Linux (in Off-topic)

Doom Lit Sky March 14 2006 11:40 AM EST

How do I run Linux and Windows on the same system?

AdminJonathan March 14 2006 11:51 AM EST

most people dual boot

VMWare player is now free, so that might be an option too

then there's colinux which is hella cool but rather less user-friendly to install

Tezmac March 14 2006 11:53 AM EST

We have a guy in the office that likes Win4Lin, maybe its worth a demo download?

bartjan March 14 2006 11:54 AM EST

Dual Boot. Have a separate partition for Linux, and choose between Linux and Windows when you boot up.
Most distributions allow you to resize your existing partition(s) to make room.

Another way is to use a Live CD (like Knoppix, or the Kororaa GLX demo (if eye candy is what you want ;)
With a Live CDrom, you boot Linux from CDrom. OK, it's slower than from harddisk, and saving changes is a bit more difficult ;)) but on the other hand no changes to your existing system is made.

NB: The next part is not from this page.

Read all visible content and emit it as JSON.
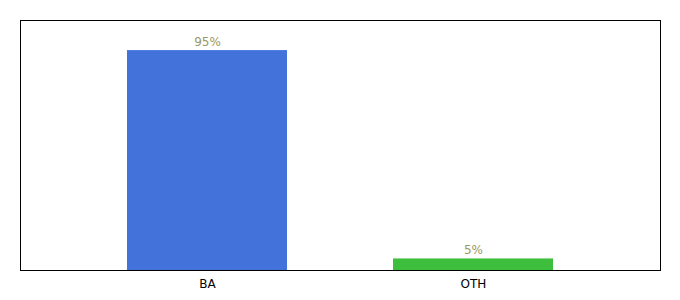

AdminQBnovice [Cult of the Valaraukar] March 14 2006 11:55 AM EST

There are any number of way to accomplish your goal. There are also a seemingly endless number HOWTO docs for it. Most Linux install programs
have the ability to setup a dual boot system, I would suggest starting with VMware however, since you can hose your disk doing that.

Doom Lit Sky March 14 2006 12:06 PM EST

I think I'll check out Vmware, I've taken up an interest in coding, and a friend told me Python is one of the best languages to learn first. I just don't want to make my room-mate's head spin by completely changing his OS. (was told linux was the only way to go)

Doom Lit Sky March 14 2006 12:07 PM EST

Changed my mind, Dual Boot sounds like the best way. Now to find a HOWTO.

bartjan March 14 2006 12:22 PM EST

I would be surprised if there was no Python available for Windows. Another approach could be to install Cygwin under Windows. This comes with a great amount of Unix programs, for Windows.

Doom Lit Sky March 14 2006 12:32 PM EST

So many options :| I just want to learn python, trying to take it one step at a time. Figured I could go: Python, C, C++, LISP, Perl.

QBsutekh137 March 14 2006 12:33 PM EST

Python is available for Windows. Google it. Has a Windows installer and everything, and has some great modules for everything from automating Word/Excel to using .NET libs.

Doom Lit Sky March 14 2006 12:38 PM EST

When in doubt, GOOGLE!

Thanks for the quick answers, if anyone has advice for someone just beginning to learn a language, or programming in general, all help is graciously accepted.

QBsutekh137 March 14 2006 12:45 PM EST

My advice is that Python is wonderful, and here's why.

Python let's you play. It has a command line where you can play with single lines of code or run modules. It is the same reason I fell in love with (and still love) Visual Foxpro. There's nothing like playing with objects or data access one line at a time and exploring the methods, properties, and syntax of the language (especially with Intellisense).

Lots of languages have such interactive capabilities now, at least in the debugger or in wizards, etc. But Python and Foxpro have had what I call "Command Windows" since the beginning. In VFP, the commands can be saved and scrolled back darn neared infinitely, and you can even select entire blocks of code and have them run at once (I haven't been able to figure out how to do that in Python's command window or in IDLE without having write a file).

Bottom line: play around. A LOT. When you don't understand something, write snippets of code, even stupid code, until things are operating as you expect them to. That means you have mastered that concept. The brain thrives on trial and error at times -- use that to your advantage.

AdminJonathan March 14 2006 12:50 PM EST

For someone new to python on Windows I would recommend giving SPE a try. (Yeah, google it. :) The learning curve isn't much higher than IDLE and it's a lot more sophisticated.

QBsutekh137 March 14 2006 1:11 PM EST

Oh my, that does look nice... Thanks for that tidbit, Jonathan!